D’altra parte, i super-manager continuano ad incassare remunerazioni folli. Basti pensare che, nelle aziende quotate nell’indice S&P 500, la paga complessiva nel 2021 è stata di 14,4 milioni di dollari. In netta crescita rispetto ai 13,2 milioni del 2020, secondo i dati di ISS Corporate Solutions.

Nulla a che vedere con i miliardi che continuano a piovere sulle fossili. In Francia, in particolare, TotalEnergies è finita nel mirino delle organizzazioni non governative per aver ricevuto quello che è stato definito un “assegno in bianco” dalle banche di 8 miliardi di euro. Denaro che potrebbe servire per finanziare nuovi progetti di esplorazione alla ricerca di gas e petrolio, nonostante l’Agenzia internazionale dell’energia abbia spiegato che non possiamo più permetterci di estrarre altre fonti fossili se vogliamo centrare gli obiettivi climatici che la comunità internazionale si è fissata.

La crisi climatica, dunque, continua ad essere vista da troppi come qualcosa di lontano. Anche a causa del conflitto in Ucraina e delle sue conseguenze. Una di queste è la decisione dell’India, arrivata nello scorso weekend, di vietare le esportazioni di grano. Un’ulteriore “bomba” sul mercato: lunedì a Chicago il prezzo del cereale è salito del 6%, a 11,70 dollari. Un aumento tale da aver comportato la sospensione temporanea delle contrattazioni.

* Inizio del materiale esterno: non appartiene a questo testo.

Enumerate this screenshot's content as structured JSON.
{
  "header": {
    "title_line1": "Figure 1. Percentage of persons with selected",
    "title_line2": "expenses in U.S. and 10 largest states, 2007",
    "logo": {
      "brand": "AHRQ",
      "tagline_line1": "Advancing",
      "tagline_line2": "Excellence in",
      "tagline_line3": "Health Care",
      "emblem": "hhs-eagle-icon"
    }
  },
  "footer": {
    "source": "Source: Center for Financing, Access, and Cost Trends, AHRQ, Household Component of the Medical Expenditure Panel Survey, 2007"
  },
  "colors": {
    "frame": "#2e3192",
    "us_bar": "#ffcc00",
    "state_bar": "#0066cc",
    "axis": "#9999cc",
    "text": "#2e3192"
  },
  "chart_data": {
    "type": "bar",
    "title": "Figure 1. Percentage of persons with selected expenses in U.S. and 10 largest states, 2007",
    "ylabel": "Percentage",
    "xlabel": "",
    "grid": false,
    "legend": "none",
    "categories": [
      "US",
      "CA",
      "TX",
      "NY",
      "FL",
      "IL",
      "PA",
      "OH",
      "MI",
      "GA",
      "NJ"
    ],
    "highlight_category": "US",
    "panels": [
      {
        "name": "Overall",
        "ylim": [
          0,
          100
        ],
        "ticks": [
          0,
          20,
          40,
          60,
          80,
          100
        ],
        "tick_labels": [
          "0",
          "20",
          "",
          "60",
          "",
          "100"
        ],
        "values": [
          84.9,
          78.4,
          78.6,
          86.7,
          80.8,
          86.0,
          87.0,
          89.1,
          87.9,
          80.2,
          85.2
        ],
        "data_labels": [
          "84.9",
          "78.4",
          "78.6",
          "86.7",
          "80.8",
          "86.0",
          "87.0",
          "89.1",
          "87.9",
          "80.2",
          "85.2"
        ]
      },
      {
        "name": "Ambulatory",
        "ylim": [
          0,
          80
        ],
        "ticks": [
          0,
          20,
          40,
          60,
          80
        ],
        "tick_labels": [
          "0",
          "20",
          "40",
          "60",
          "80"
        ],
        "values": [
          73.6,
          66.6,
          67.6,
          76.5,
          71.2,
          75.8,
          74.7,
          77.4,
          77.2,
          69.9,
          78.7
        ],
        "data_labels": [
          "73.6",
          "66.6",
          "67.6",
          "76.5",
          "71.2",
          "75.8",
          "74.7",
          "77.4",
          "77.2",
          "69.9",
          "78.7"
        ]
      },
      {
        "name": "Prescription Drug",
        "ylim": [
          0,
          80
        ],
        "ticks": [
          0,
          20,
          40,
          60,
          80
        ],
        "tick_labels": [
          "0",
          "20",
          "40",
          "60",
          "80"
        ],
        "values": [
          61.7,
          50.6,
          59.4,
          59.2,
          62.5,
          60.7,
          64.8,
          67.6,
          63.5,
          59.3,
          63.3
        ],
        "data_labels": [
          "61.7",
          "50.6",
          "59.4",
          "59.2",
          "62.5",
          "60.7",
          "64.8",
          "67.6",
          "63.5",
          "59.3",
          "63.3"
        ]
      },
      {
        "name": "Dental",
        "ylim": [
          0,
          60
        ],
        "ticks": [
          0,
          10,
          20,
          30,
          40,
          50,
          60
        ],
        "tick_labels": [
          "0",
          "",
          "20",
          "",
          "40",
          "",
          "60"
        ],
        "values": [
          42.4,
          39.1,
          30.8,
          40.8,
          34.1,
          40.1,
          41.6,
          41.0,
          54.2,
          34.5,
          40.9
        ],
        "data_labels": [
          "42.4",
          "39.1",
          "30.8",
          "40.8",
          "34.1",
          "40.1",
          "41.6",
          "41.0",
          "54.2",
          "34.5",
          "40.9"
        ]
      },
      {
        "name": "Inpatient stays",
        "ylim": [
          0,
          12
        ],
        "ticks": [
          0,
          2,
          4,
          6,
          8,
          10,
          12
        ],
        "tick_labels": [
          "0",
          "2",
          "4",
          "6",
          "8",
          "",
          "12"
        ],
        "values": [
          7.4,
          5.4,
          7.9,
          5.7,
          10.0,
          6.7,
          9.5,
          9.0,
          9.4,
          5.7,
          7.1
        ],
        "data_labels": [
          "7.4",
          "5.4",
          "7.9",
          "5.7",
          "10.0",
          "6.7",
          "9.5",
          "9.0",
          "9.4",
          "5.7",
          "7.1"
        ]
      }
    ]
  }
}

Intanto, il grano russo continua ad essere venduto, nonostante le sanzioni. Dopo un momento di stop legato all’inizio dell’invasione in Ucraina (e legata anche a difficoltà logistiche), il volume di esportazioni è tornato al ritmo usuale, secondo quanto indicato dall’agenzia Bloomberg. E ad aprile il totale risulta triplicato rispetto allo stesso mese dell’anno precedente.